Змей сделал жест рукой и Денис разлил по рюмкам.

— Замерли, лежим. Слышу, машины остановились, толпа спешилась. Говор и английский и арабский. Из их разговоров понимаю, что они толкуют об одном — снайпер, снайпер. Шаги и голоса всё ближе, сердце аж из груди вырывается, ну, думаю, сейчас они меня по стуку сердца и услышат. Сжал на гранатах усики. По доскам кто-то прошел, под которыми мы лежали. У меня от напряжения аж круги красные перед глазами. И тут кто-то из моего доблестного и героического войска как бзднёт! Да еще громко так!

— Командир, — возразил Бурый. — Это душара бзднул, который над тобой стоял! Чего ты на нас наговариваешь?

— А то я не слышал, откуда треск донёсся — сверху или снизу? — под общий хохот возразил Змей. — Я пистолет в половицу упер, и уже хотел было из духа решето делать, как его там свои же товарищи засмеяли… они поржали немного и вышли наружу. А я лежу в тесноте и в пыли, и счастью своему поверить не могу… что жив остался.

— Я же говорю, — вставил Бурый, — что это душара бзднул! Вот они же его и засмеяли!

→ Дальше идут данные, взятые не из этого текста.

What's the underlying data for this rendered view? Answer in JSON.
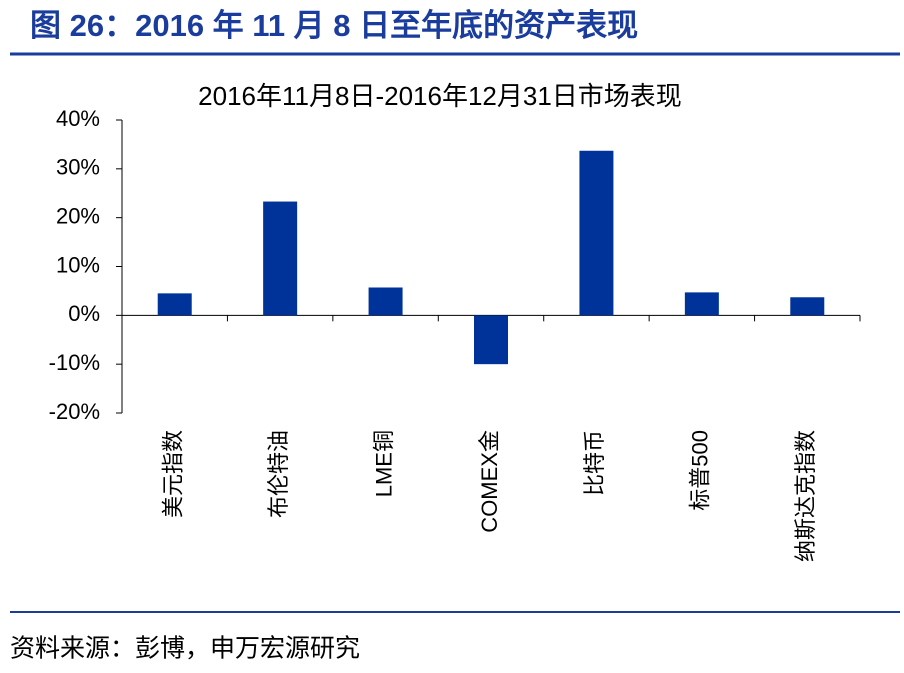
{
  "header": {
    "title": "图 26：2016 年 11 月 8 日至年底的资产表现"
  },
  "footer": {
    "source": "资料来源：彭博，申万宏源研究"
  },
  "chart_data": {
    "type": "bar",
    "title": "2016年11月8日-2016年12月31日市场表现",
    "categories": [
      "美元指数",
      "布伦特油",
      "LME铜",
      "COMEX金",
      "比特币",
      "标普500",
      "纳斯达克指数"
    ],
    "values": [
      4.5,
      23.3,
      5.7,
      -10.0,
      33.7,
      4.7,
      3.7
    ],
    "color": "#00339a",
    "ylim": [
      -20,
      40
    ],
    "yticks": [
      {
        "value": -20,
        "label": "-20%"
      },
      {
        "value": -10,
        "label": "-10%"
      },
      {
        "value": 0,
        "label": "0%"
      },
      {
        "value": 10,
        "label": "10%"
      },
      {
        "value": 20,
        "label": "20%"
      },
      {
        "value": 30,
        "label": "30%"
      },
      {
        "value": 40,
        "label": "40%"
      }
    ],
    "grid": false
  }
}
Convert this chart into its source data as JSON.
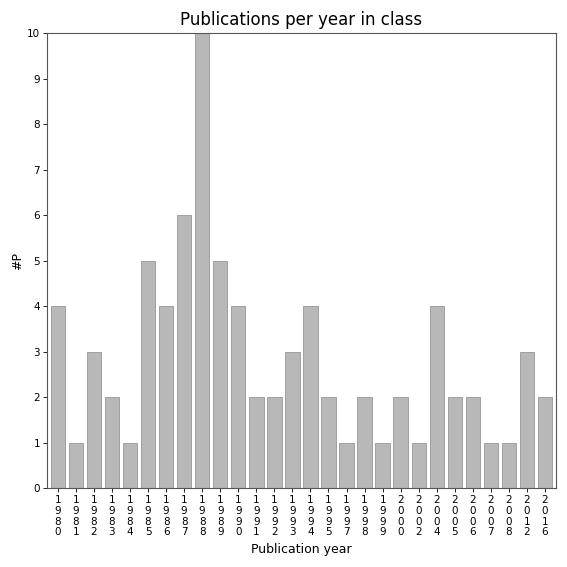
{
  "years": [
    "1980",
    "1981",
    "1982",
    "1983",
    "1984",
    "1985",
    "1986",
    "1987",
    "1988",
    "1989",
    "1990",
    "1991",
    "1992",
    "1993",
    "1994",
    "1995",
    "1997",
    "1998",
    "1999",
    "2000",
    "2002",
    "2004",
    "2005",
    "2006",
    "2007",
    "2008",
    "2012",
    "2016"
  ],
  "values": [
    4,
    1,
    3,
    2,
    1,
    5,
    4,
    6,
    10,
    5,
    4,
    2,
    2,
    3,
    4,
    2,
    1,
    2,
    1,
    2,
    1,
    4,
    2,
    2,
    1,
    1,
    3,
    2
  ],
  "title": "Publications per year in class",
  "xlabel": "Publication year",
  "ylabel": "#P",
  "bar_color": "#b8b8b8",
  "bar_edgecolor": "#888888",
  "ylim": [
    0,
    10
  ],
  "yticks": [
    0,
    1,
    2,
    3,
    4,
    5,
    6,
    7,
    8,
    9,
    10
  ],
  "background_color": "#ffffff",
  "title_fontsize": 12,
  "label_fontsize": 9,
  "tick_fontsize": 7.5
}
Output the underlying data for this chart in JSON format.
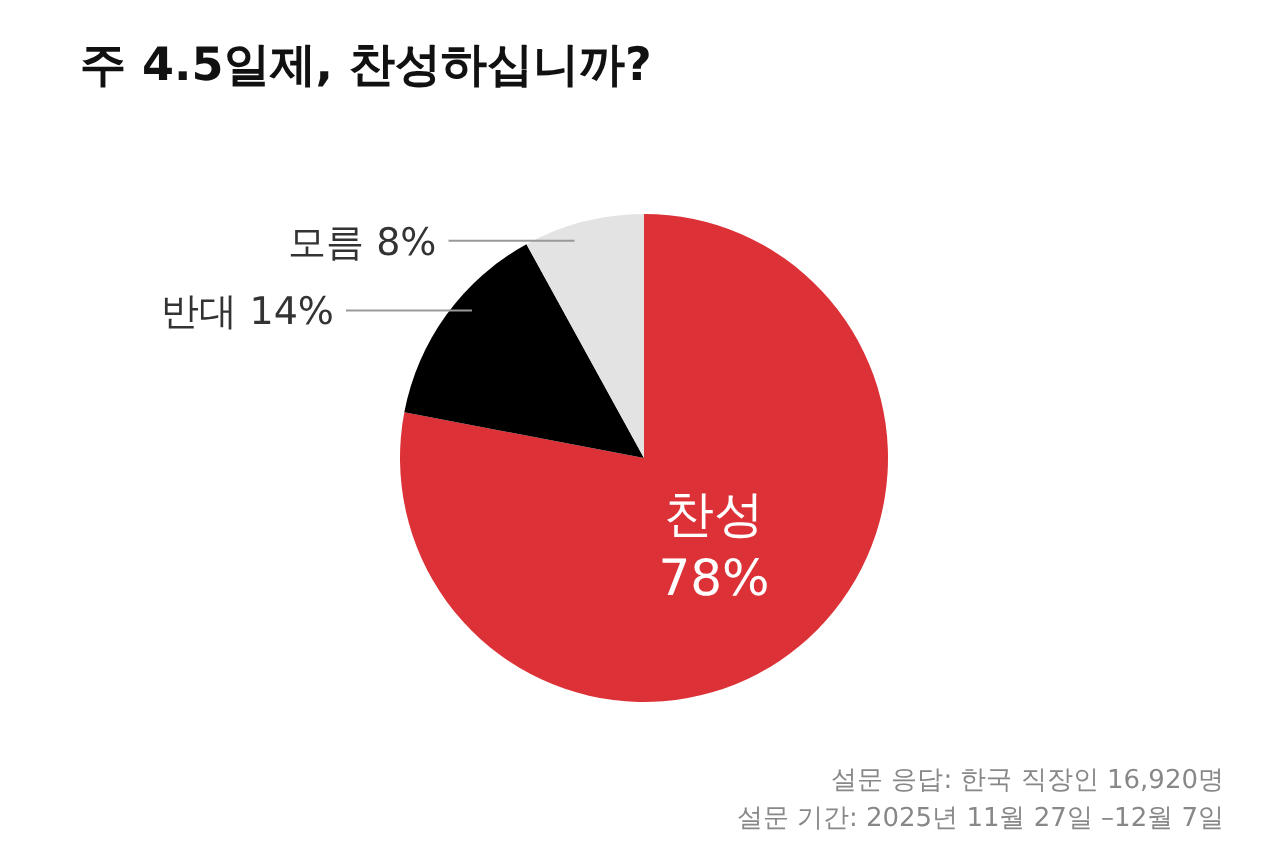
{
  "chart_data": {
    "type": "pie",
    "title": "주 4.5일제, 찬성하십니까?",
    "categories": [
      "찬성",
      "반대",
      "모름"
    ],
    "values": [
      78,
      14,
      8
    ],
    "colors": [
      "#dc3237",
      "#000000",
      "#e3e3e3"
    ],
    "value_labels": [
      "78%",
      "14%",
      "8%"
    ],
    "annotations": [
      "설문 응답: 한국 직장인 16,920명",
      "설문 기간: 2025년 11월 27일 –12월 7일"
    ]
  }
}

— Ага, — ответил Змей. — Только запах был от свиной тушенки, которую мы на завтрак ели! Значит, кто-то из вас. Факт.

— А что потом было? — спросил Паша.

— Я через полчаса высунулся, послушал, потом осмотрелся — уехали они. Чую — что-то не так. Внимательно стал смотреть под ногами, и точно — на выходе они "клеймор" поставили — коснулся бы ногами хлама, которым проём был забит, и порвало бы меня на куски. Потом еще одну мину нашел. Ночью нас эвакуировали. Прямо в бурю. Водила на "Тигре" по навигатору шел, ничего перед собой не видя. Просто красавчик!

— Какой у тебя личный счет? — Паша задал вопрос, который в другой ситуации мог бы задающему стоить сломанной челюсти или разбитого носа.

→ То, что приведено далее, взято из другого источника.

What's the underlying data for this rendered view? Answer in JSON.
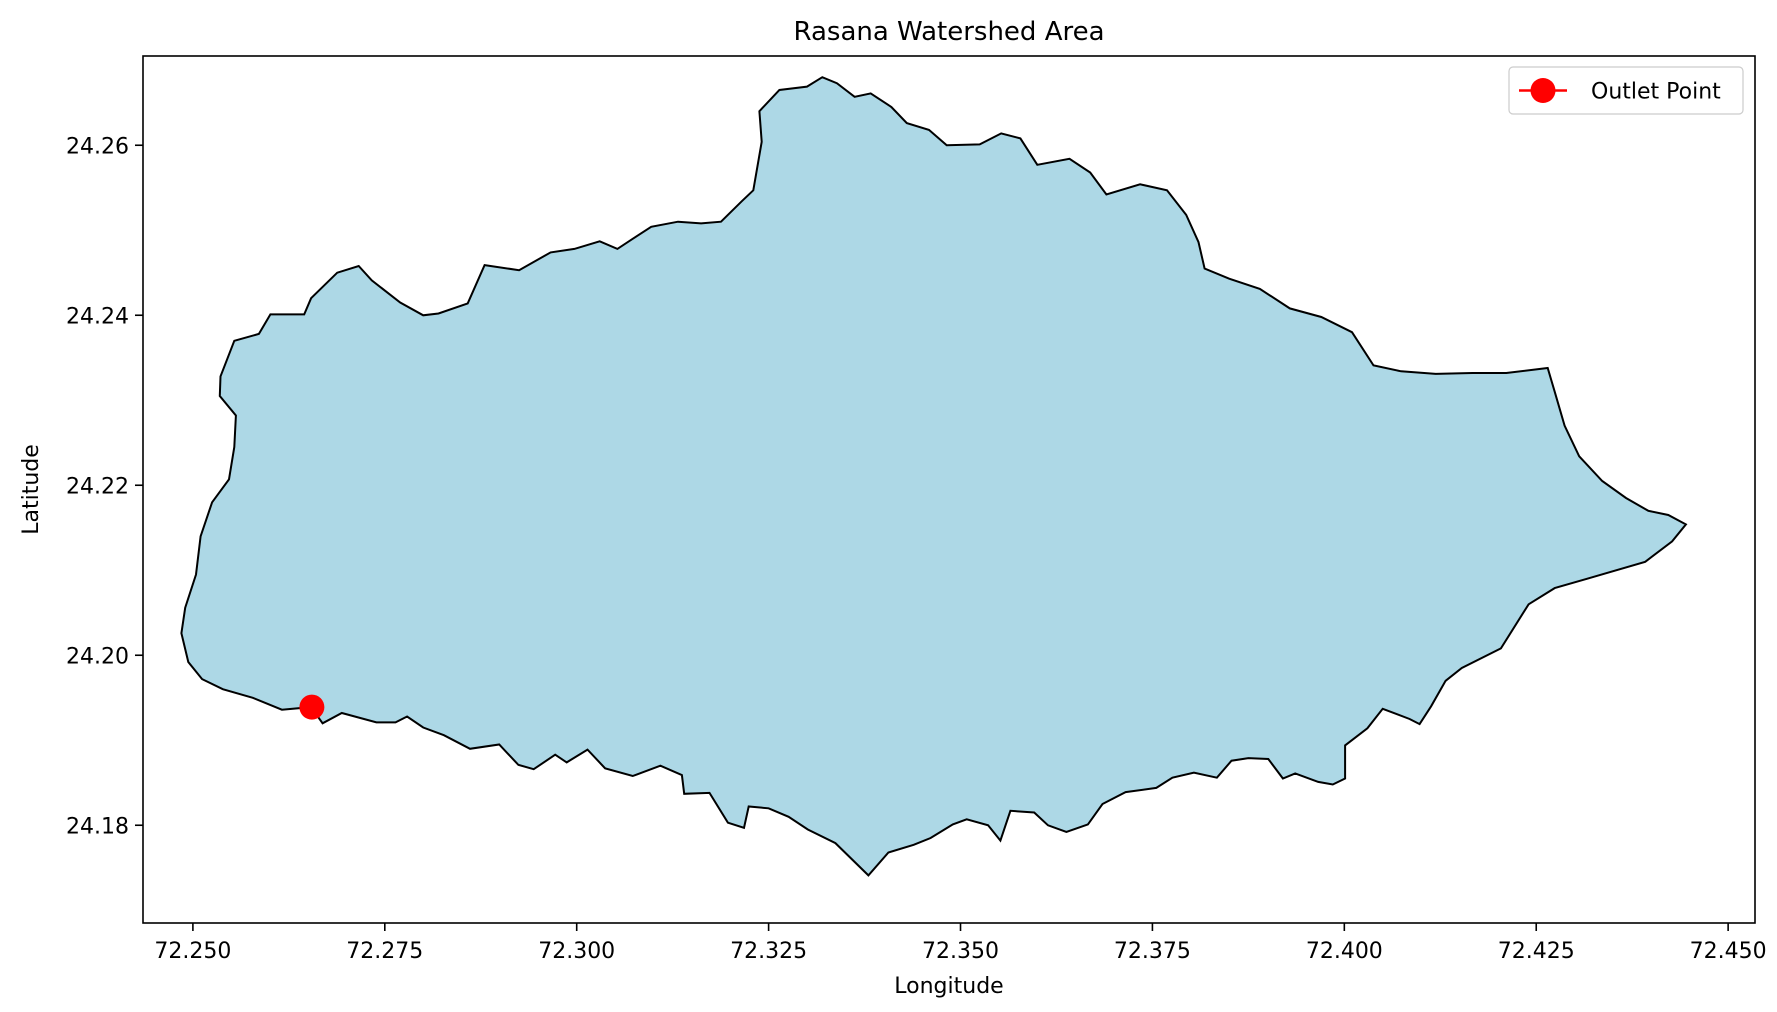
{
  "chart_data": {
    "type": "map",
    "title": "Rasana Watershed Area",
    "xlabel": "Longitude",
    "ylabel": "Latitude",
    "xlim": [
      72.2435,
      72.4535
    ],
    "ylim": [
      24.1685,
      24.2705
    ],
    "xticks": [
      72.25,
      72.275,
      72.3,
      72.325,
      72.35,
      72.375,
      72.4,
      72.425,
      72.45
    ],
    "xtick_labels": [
      "72.250",
      "72.275",
      "72.300",
      "72.325",
      "72.350",
      "72.375",
      "72.400",
      "72.425",
      "72.450"
    ],
    "yticks": [
      24.18,
      24.2,
      24.22,
      24.24,
      24.26
    ],
    "ytick_labels": [
      "24.18",
      "24.20",
      "24.22",
      "24.24",
      "24.26"
    ],
    "grid": false,
    "legend_position": "top-right",
    "watershed": {
      "fill_color": "#add8e6",
      "edge_color": "#000000",
      "boundary": [
        [
          72.2654,
          24.1939
        ],
        [
          72.2669,
          24.192
        ],
        [
          72.2694,
          24.1932
        ],
        [
          72.2739,
          24.1921
        ],
        [
          72.2764,
          24.1921
        ],
        [
          72.2779,
          24.1928
        ],
        [
          72.28,
          24.1915
        ],
        [
          72.2827,
          24.1906
        ],
        [
          72.2861,
          24.189
        ],
        [
          72.2899,
          24.1895
        ],
        [
          72.2924,
          24.1871
        ],
        [
          72.2944,
          24.1866
        ],
        [
          72.2972,
          24.1883
        ],
        [
          72.2987,
          24.1874
        ],
        [
          72.3014,
          24.1889
        ],
        [
          72.3037,
          24.1867
        ],
        [
          72.3073,
          24.1858
        ],
        [
          72.3109,
          24.187
        ],
        [
          72.3137,
          24.1859
        ],
        [
          72.314,
          24.1837
        ],
        [
          72.3173,
          24.1838
        ],
        [
          72.3197,
          24.1803
        ],
        [
          72.3218,
          24.1797
        ],
        [
          72.3224,
          24.1822
        ],
        [
          72.325,
          24.182
        ],
        [
          72.3276,
          24.181
        ],
        [
          72.3301,
          24.1795
        ],
        [
          72.3337,
          24.1779
        ],
        [
          72.338,
          24.1741
        ],
        [
          72.3406,
          24.1768
        ],
        [
          72.3439,
          24.1777
        ],
        [
          72.3461,
          24.1785
        ],
        [
          72.349,
          24.1801
        ],
        [
          72.3508,
          24.1807
        ],
        [
          72.3536,
          24.18
        ],
        [
          72.3552,
          24.1782
        ],
        [
          72.3565,
          24.1817
        ],
        [
          72.3596,
          24.1815
        ],
        [
          72.3614,
          24.18
        ],
        [
          72.3638,
          24.1792
        ],
        [
          72.3666,
          24.1801
        ],
        [
          72.3685,
          24.1825
        ],
        [
          72.3715,
          24.1839
        ],
        [
          72.3755,
          24.1844
        ],
        [
          72.3776,
          24.1856
        ],
        [
          72.3804,
          24.1862
        ],
        [
          72.3834,
          24.1856
        ],
        [
          72.3853,
          24.1876
        ],
        [
          72.3875,
          24.1879
        ],
        [
          72.3901,
          24.1878
        ],
        [
          72.392,
          24.1855
        ],
        [
          72.3936,
          24.1861
        ],
        [
          72.3966,
          24.1851
        ],
        [
          72.3985,
          24.1848
        ],
        [
          72.4001,
          24.1855
        ],
        [
          72.4001,
          24.1894
        ],
        [
          72.403,
          24.1914
        ],
        [
          72.405,
          24.1937
        ],
        [
          72.4085,
          24.1925
        ],
        [
          72.4098,
          24.1919
        ],
        [
          72.4113,
          24.194
        ],
        [
          72.4132,
          24.197
        ],
        [
          72.4153,
          24.1985
        ],
        [
          72.4204,
          24.2008
        ],
        [
          72.424,
          24.206
        ],
        [
          72.4274,
          24.2079
        ],
        [
          72.4316,
          24.209
        ],
        [
          72.4392,
          24.211
        ],
        [
          72.4427,
          24.2134
        ],
        [
          72.4445,
          24.2154
        ],
        [
          72.4422,
          24.2165
        ],
        [
          72.4396,
          24.217
        ],
        [
          72.4367,
          24.2185
        ],
        [
          72.4336,
          24.2205
        ],
        [
          72.4306,
          24.2234
        ],
        [
          72.4287,
          24.227
        ],
        [
          72.4274,
          24.231
        ],
        [
          72.4265,
          24.2338
        ],
        [
          72.4211,
          24.2332
        ],
        [
          72.4167,
          24.2332
        ],
        [
          72.4119,
          24.2331
        ],
        [
          72.4074,
          24.2334
        ],
        [
          72.4038,
          24.2341
        ],
        [
          72.401,
          24.238
        ],
        [
          72.397,
          24.2398
        ],
        [
          72.3929,
          24.2408
        ],
        [
          72.389,
          24.2431
        ],
        [
          72.385,
          24.2443
        ],
        [
          72.3818,
          24.2455
        ],
        [
          72.381,
          24.2486
        ],
        [
          72.3794,
          24.2518
        ],
        [
          72.3769,
          24.2547
        ],
        [
          72.3734,
          24.2554
        ],
        [
          72.369,
          24.2542
        ],
        [
          72.3669,
          24.2568
        ],
        [
          72.3642,
          24.2584
        ],
        [
          72.36,
          24.2577
        ],
        [
          72.3578,
          24.2608
        ],
        [
          72.3553,
          24.2614
        ],
        [
          72.3525,
          24.2601
        ],
        [
          72.3482,
          24.26
        ],
        [
          72.3459,
          24.2618
        ],
        [
          72.343,
          24.2626
        ],
        [
          72.341,
          24.2645
        ],
        [
          72.3383,
          24.2661
        ],
        [
          72.3362,
          24.2657
        ],
        [
          72.3339,
          24.2673
        ],
        [
          72.332,
          24.268
        ],
        [
          72.33,
          24.2669
        ],
        [
          72.3264,
          24.2665
        ],
        [
          72.3238,
          24.264
        ],
        [
          72.3241,
          24.2604
        ],
        [
          72.323,
          24.2547
        ],
        [
          72.3215,
          24.2534
        ],
        [
          72.3188,
          24.251
        ],
        [
          72.3162,
          24.2508
        ],
        [
          72.3132,
          24.251
        ],
        [
          72.3097,
          24.2504
        ],
        [
          72.3073,
          24.249
        ],
        [
          72.3053,
          24.2478
        ],
        [
          72.303,
          24.2487
        ],
        [
          72.2997,
          24.2478
        ],
        [
          72.2966,
          24.2474
        ],
        [
          72.2925,
          24.2453
        ],
        [
          72.288,
          24.2459
        ],
        [
          72.2858,
          24.2414
        ],
        [
          72.282,
          24.2402
        ],
        [
          72.28,
          24.24
        ],
        [
          72.277,
          24.2415
        ],
        [
          72.2733,
          24.2441
        ],
        [
          72.2716,
          24.2458
        ],
        [
          72.2688,
          24.245
        ],
        [
          72.2654,
          24.242
        ],
        [
          72.2645,
          24.2401
        ],
        [
          72.2601,
          24.2401
        ],
        [
          72.2586,
          24.2378
        ],
        [
          72.2554,
          24.237
        ],
        [
          72.2536,
          24.2328
        ],
        [
          72.2535,
          24.2305
        ],
        [
          72.2556,
          24.2282
        ],
        [
          72.2554,
          24.2245
        ],
        [
          72.2547,
          24.2207
        ],
        [
          72.2525,
          24.218
        ],
        [
          72.251,
          24.214
        ],
        [
          72.2504,
          24.2095
        ],
        [
          72.249,
          24.2056
        ],
        [
          72.2485,
          24.2026
        ],
        [
          72.2494,
          24.1992
        ],
        [
          72.2512,
          24.1972
        ],
        [
          72.2539,
          24.196
        ],
        [
          72.2578,
          24.195
        ],
        [
          72.2616,
          24.1936
        ],
        [
          72.2654,
          24.1939
        ]
      ]
    },
    "series": [
      {
        "name": "Outlet Point",
        "type": "point",
        "color": "#ff0000",
        "x": [
          72.2655
        ],
        "y": [
          24.1939
        ]
      }
    ]
  }
}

— Пятьдесят шесть, — спокойно ответил Змей и улыбнувшись, добавил: — Уже давно пора мне "звезду Кадырова" давать, да всё никак…

Разговоры перетекли на бытовуху, на особенности местного климата и наконец-то коснулись взаимоотношений с местным населением.

— А что тут с женщинами? — спросил Миша, известный в бригаде под прозвищем "ненасытный гардемарин".

— О, — вдруг рассмеялся Змей. — С этим тут нужно быть аккуратнее. А то по первости, тут, говорят, такие страшные дела творились — хоть стой, хоть падай… вон, Бурый расскажет.

— Чего сразу Бурый? — возмутился "студент-строитель".

— Ну, ты же, а не я, был близок к позору… — сказал Змей.

— Ну ничего же не было! — еще пытался сопротивляться Бурый, но уже было ясно, что историю свою рассказать ему все же придётся.

— Но могло! — сказал Змей. — Давай, не стесняйся! Здесь все свои!